School of Public Health, University of Alberta, AB, Canada.
Public Health Dynamics Laboratory, Department of Biostatistics, Graduate School of Public Health, University of Pittsburgh, PA, USA.
Comput Biol Med. 2019 Oct;113:103389. doi: 10.1016/j.compbiomed.2019.103389. Epub 2019 Aug 17.
Gene set analysis is a popular approach to examine the association between a predefined gene set and a phenotype. Few methods have been developed for a continuous phenotype. However, often not all the genes within a significant gene set contribute to its significance. There is no gene set reduction method developed for continuous phenotype. We developed a computationally efficient analytical tool, called linear combination test for gene set reduction (LCT-GSR) to identify core subsets of gene sets associated with a continuous phenotype. Identifying the core subset enhances our understanding of the biological mechanism and reduces costs of disease risk assessment, diagnosis and treatment.
We evaluated the performance of our analytical tool by applying it to two real microarray studies. In the first application, we analyzed pathway expression measurements in newborns' blood to discover core genes contributing to the variation in birth weight. On average, we were able to reduce the number of genes in the 33 significant gene sets of embryonic stem cell signatures by 84.3% resulting in 229 unique genes. Using immunologic signatures, on average we reduced the number of genes in the 210 significant gene sets by 89% leading to 1603 unique genes. There were 180 unique core genes overlapping across the two databases. In the second application, we analyzed pathway expression measurements in a cohort of lethal prostate cancer patients from Swedish Watchful Waiting cohort to identify main genes associated with tumor volume. On average, we were able to reduce the number of genes in the 17 gene sets by 90% resulting in 47 unique genes.

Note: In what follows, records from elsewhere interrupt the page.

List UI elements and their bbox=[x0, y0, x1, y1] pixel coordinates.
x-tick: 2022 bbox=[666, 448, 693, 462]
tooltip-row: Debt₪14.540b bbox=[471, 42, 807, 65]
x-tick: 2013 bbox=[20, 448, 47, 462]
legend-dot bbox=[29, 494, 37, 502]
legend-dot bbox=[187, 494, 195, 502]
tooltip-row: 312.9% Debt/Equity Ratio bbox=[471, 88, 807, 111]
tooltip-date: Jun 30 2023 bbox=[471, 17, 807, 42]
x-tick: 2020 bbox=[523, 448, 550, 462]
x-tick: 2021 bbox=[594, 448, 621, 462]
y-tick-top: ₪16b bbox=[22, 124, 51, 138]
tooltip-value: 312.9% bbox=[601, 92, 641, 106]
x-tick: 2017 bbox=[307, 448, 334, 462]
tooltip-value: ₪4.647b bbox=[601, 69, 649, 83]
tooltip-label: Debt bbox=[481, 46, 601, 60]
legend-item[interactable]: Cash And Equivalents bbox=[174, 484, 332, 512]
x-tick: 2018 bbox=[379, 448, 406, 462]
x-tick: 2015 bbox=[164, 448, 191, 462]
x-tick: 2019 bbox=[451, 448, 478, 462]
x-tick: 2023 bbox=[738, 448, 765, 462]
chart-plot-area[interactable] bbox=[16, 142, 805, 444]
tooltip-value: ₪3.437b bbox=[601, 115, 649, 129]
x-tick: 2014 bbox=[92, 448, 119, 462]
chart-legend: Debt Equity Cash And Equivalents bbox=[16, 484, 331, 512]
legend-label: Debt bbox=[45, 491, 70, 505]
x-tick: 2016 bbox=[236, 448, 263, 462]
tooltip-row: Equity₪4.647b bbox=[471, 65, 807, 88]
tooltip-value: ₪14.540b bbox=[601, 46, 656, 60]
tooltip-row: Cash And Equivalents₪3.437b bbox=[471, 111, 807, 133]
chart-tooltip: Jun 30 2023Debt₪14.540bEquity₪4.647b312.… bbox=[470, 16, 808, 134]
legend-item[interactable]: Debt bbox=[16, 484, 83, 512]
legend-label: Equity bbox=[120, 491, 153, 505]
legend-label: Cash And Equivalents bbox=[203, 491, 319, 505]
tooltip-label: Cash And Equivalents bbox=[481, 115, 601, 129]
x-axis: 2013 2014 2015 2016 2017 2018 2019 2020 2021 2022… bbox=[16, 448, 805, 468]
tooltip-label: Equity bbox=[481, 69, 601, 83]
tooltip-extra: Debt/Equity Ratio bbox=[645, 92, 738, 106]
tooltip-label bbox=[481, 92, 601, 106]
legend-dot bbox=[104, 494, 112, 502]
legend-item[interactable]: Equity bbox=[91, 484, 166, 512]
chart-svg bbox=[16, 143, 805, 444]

We conclude that LCT-GSR is a statistically sound analytical tool that can be used to extract core genes associated with a continuous phenotype. It can be applied to a wide range of studies in which dichotomizing the continuous phenotype is neither easy nor meaningful. Reduction to the most predictive genes is crucial in advancing our understanding of issues such as disease prevention, faster and more efficient diagnosis, intervention strategies and personalized medicine.
基因集分析是一种研究预定义基因集与表型之间关联的常用方法。虽然已经开发了一些用于连续表型的方法,但并非所有显著基因集中的基因都对其显著程度有贡献。目前还没有针对连续表型的基因集降维方法。我们开发了一种计算效率高的分析工具,称为线性组合检验基因集降维(LCT-GSR),用于识别与连续表型相关的基因集的核心子集。确定核心子集可以增强我们对生物学机制的理解,并降低疾病风险评估、诊断和治疗的成本。
我们通过将其应用于两个真实的微阵列研究来评估我们的分析工具的性能。在第一个应用中,我们分析了新生儿血液中的途径表达测量值,以发现导致出生体重变化的核心基因。平均而言,我们能够将胚胎干细胞特征的 33 个显著基因集的基因数量减少 84.3%,得到 229 个独特基因。使用免疫特征,我们将 210 个显著基因集的基因数量减少了 89%,得到 1603 个独特基因。有 180 个独特的核心基因在两个数据库中重叠。在第二个应用中,我们分析了来自瑞典观察等待队列的致命前列腺癌患者的途径表达测量值,以识别与肿瘤体积相关的主要基因。平均而言,我们能够将 17 个基因集的基因数量减少 90%,得到 47 个独特基因。
我们得出结论,LCT-GSR 是一种统计上合理的分析工具,可用于提取与连续表型相关的核心基因。它可以应用于广泛的研究领域,在这些领域中,将连续表型二值化既不容易也没有意义。将基因数量减少到最具预测性的基因对于推进我们对疾病预防、更快更有效的诊断、干预策略和个性化医疗等问题的理解至关重要。